Pour comprendre cela, il faut insérer un notion de Hazal. Ces derniers nous apprennent que l’homme est le microcosme de l’univers ! Dans un aspect métaphysique, l’homme résume toute la création à lui seul. De façon plus précise, la sphère universelle se condense par couche pour aboutir à la formation de l’homme. Mais le point clef du raisonnement est qu’en plus d’être en tout point similaire au monde, l’homme est issu du monde ! Comme la torah l’enseigne, c’est à partir de la terre que le premier homme est formé ! D’où le nom choisit : Adam, qui provient du mot Adama (la terre). L’objectif de l’utilisation de la terre comme matériel de base de notre création est finalement évident. Car de la sorte, lorsque l’être humain agit, il use des composants de sa constitution. En clair, lorsque l’homme agit, c’est la terre ou plus précisément, l’univers qui agit à travers lui. Ainsi, lorsque l’homme s’élève, qu’il exprime tout son potentiel, il répercute son élévation sur toute la création qui progresse avec lui. Par cela, il parvient à s’associer avec Hachem et à compléter sa création !

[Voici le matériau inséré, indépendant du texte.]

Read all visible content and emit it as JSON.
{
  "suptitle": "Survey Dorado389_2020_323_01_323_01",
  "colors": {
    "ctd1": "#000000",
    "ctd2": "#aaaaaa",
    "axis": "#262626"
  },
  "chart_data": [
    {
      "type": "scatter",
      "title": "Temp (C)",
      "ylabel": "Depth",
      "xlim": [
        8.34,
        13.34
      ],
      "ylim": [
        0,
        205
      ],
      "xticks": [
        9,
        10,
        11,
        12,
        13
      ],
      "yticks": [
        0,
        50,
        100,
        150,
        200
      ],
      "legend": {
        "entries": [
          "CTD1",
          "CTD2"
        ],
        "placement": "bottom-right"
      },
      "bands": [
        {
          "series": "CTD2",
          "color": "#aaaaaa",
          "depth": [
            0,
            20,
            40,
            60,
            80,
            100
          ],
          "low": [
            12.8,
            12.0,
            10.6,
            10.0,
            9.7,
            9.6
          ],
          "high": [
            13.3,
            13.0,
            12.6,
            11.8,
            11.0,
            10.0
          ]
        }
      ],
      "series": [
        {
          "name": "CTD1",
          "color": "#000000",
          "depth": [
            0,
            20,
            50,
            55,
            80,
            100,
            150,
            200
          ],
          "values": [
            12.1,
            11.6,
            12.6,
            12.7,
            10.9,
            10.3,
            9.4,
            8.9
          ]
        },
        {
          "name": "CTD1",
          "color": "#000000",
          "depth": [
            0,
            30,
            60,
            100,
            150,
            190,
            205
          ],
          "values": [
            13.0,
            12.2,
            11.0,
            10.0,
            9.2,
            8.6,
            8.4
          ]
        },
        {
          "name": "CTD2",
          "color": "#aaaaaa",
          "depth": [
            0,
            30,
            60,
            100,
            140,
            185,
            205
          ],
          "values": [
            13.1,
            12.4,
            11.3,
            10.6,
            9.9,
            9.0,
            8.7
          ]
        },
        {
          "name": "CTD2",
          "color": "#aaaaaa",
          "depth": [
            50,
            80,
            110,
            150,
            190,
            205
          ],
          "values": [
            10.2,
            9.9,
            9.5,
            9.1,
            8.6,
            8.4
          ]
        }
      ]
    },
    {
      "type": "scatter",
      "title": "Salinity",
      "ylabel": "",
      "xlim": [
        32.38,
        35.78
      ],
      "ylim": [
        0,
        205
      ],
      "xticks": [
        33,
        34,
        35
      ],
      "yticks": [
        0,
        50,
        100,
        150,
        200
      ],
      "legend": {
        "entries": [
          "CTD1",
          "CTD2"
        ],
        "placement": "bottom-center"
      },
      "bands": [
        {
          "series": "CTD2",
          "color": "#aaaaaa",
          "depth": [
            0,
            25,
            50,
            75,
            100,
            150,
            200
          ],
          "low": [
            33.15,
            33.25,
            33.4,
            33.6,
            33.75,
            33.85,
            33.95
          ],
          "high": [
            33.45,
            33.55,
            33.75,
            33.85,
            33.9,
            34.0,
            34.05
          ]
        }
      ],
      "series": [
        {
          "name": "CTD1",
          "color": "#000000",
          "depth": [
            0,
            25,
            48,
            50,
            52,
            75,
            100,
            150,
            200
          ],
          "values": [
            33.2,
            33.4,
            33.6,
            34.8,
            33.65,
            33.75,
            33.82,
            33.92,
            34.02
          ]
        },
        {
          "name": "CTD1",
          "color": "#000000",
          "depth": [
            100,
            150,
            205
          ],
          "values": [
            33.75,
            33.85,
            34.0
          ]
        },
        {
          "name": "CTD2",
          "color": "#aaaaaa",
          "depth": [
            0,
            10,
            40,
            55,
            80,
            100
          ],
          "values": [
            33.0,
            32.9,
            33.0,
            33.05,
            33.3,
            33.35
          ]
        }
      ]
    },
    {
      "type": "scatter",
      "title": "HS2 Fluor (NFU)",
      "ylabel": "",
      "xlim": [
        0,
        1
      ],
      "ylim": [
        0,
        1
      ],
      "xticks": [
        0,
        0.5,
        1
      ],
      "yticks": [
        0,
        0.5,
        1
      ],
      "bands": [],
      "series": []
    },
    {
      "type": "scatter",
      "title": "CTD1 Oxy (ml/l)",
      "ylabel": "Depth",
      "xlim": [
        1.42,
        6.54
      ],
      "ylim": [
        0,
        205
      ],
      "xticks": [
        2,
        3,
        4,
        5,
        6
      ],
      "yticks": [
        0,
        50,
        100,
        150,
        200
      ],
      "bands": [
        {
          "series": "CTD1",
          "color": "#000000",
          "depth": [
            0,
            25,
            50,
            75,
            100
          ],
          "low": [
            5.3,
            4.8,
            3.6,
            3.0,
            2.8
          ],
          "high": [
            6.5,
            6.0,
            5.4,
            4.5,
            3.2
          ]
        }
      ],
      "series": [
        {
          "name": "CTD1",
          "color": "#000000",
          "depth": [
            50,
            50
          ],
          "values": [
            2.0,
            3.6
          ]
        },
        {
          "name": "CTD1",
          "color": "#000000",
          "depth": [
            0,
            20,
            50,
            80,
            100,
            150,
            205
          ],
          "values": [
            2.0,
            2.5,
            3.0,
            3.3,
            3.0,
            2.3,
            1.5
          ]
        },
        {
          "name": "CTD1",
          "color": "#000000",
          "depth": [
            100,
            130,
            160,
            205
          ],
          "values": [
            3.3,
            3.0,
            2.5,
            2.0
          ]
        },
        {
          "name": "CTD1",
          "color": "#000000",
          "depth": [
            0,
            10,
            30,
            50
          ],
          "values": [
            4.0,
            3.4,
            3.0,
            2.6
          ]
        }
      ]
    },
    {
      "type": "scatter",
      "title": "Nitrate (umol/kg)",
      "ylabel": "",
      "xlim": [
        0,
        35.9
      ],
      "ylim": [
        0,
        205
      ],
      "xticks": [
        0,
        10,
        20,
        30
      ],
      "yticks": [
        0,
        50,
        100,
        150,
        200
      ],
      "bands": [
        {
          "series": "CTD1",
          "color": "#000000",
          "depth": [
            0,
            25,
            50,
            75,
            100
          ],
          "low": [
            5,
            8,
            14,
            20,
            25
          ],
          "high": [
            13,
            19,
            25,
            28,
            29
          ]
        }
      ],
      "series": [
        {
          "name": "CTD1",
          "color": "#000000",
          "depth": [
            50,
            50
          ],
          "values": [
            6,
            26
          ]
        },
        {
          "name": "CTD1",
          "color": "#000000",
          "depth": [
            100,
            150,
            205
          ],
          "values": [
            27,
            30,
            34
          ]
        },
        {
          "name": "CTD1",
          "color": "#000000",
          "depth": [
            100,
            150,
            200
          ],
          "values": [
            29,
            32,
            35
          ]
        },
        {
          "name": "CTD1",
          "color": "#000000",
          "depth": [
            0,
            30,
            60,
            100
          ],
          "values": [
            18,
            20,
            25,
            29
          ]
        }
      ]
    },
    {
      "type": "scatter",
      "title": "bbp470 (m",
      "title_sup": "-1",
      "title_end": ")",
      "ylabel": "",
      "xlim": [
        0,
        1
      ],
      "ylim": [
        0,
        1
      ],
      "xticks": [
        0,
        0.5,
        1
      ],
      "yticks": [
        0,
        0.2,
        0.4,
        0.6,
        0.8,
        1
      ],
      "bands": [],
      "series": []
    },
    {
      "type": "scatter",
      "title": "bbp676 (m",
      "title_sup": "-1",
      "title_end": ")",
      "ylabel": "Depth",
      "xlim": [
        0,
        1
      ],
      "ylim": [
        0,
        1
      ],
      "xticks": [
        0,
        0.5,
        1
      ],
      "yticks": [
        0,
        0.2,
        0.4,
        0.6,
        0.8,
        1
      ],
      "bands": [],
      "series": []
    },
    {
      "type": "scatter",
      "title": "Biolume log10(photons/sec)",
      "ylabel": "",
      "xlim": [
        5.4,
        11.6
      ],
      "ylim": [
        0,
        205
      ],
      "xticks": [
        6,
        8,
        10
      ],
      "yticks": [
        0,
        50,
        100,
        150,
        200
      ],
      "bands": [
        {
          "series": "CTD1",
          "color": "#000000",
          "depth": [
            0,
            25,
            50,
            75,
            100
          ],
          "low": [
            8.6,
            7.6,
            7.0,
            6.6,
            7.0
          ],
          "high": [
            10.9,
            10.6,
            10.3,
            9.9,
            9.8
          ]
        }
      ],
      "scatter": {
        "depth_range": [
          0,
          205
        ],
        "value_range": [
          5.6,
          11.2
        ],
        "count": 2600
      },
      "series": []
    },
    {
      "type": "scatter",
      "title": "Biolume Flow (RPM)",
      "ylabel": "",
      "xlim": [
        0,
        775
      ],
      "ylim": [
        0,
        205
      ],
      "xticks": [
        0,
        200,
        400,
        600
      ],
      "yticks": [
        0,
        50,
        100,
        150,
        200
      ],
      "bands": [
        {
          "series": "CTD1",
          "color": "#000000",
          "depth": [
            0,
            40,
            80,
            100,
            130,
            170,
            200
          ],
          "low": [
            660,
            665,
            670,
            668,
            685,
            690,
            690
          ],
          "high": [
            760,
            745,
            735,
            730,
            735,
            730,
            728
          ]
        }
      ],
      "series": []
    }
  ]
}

Au vu de ce que nous venons d’expliquer, un commentaire du Sfat Émet (sur békhoukotaï, année 644) va nous apporter un éclaircissement phénoménal sur notre questionnement initial. Le Sfat Émet explique qu’en tant que miniature de la création du monde, l’homme en comporte nécessairement tous les éléments. Ainsi, de même que dans le monde il existe des arbres produisants des fruits et des arbres qui n’en produisent pas, il doit donc exister dans l’action de l’homme, une notion similaire. Or comme chacun le sait, il existe trois types de commandements qu’Hachem a demandé à l’homme d’accomplir. La première catégorie est celle des Édout, les témoignages. Cela se réfère aux mitsvot telles que le chabbat qui témoigne que Dieu est le créateur, ou encore les fêtes, qui attestent de son action dans le monde. Viennent ensuite les michpatim. Il s’agit des lois compréhensibles, tel que ne pas tuer, ne pas voler… . Et enfin, les ‘houkim, ces lois dont le sens nous échappe complètement, comme l’interdiction de mélanger le lait et la viande.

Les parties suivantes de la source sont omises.